Economists and market participants are closely monitoring the ECB's next moves, especially in light of the latest inflation and wage figures. The central bank is expected to proceed with caution, balancing the need to support economic growth while preventing inflation from spiraling out of control. Klaas Knot, an ECB voting member, emphasized that the next phase of disinflation would be more volatile, requiring a slow and gradual approach to monetary easing.
Kamil Kovar, senior economist at Moody's Analytics, echoed this sentiment, describing the recent inflation uptick as likely "the last small bump in the disinflationary road rather than the beginning of any arduous last mile." He added that hopes for a July rate cut have diminished significantly, and any cuts in June would reflect the momentum built over the past nine months rather than immediate economic data.
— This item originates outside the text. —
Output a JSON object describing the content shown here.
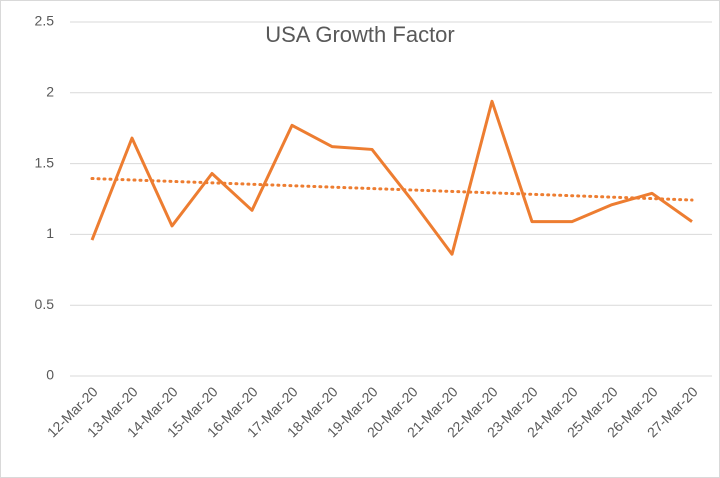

As the ECB prepares for its meeting on June 6, policymakers will be assessing the latest inflation and growth projections to guide their decisions. The central bank's challenge remains balancing the need to tame inflation with the risks of stifling economic recovery. The euro zone's inflation dynamics and the ECB's response will continue to be closely watched by markets and policymakers alike, as they navigate a complex economic landscape.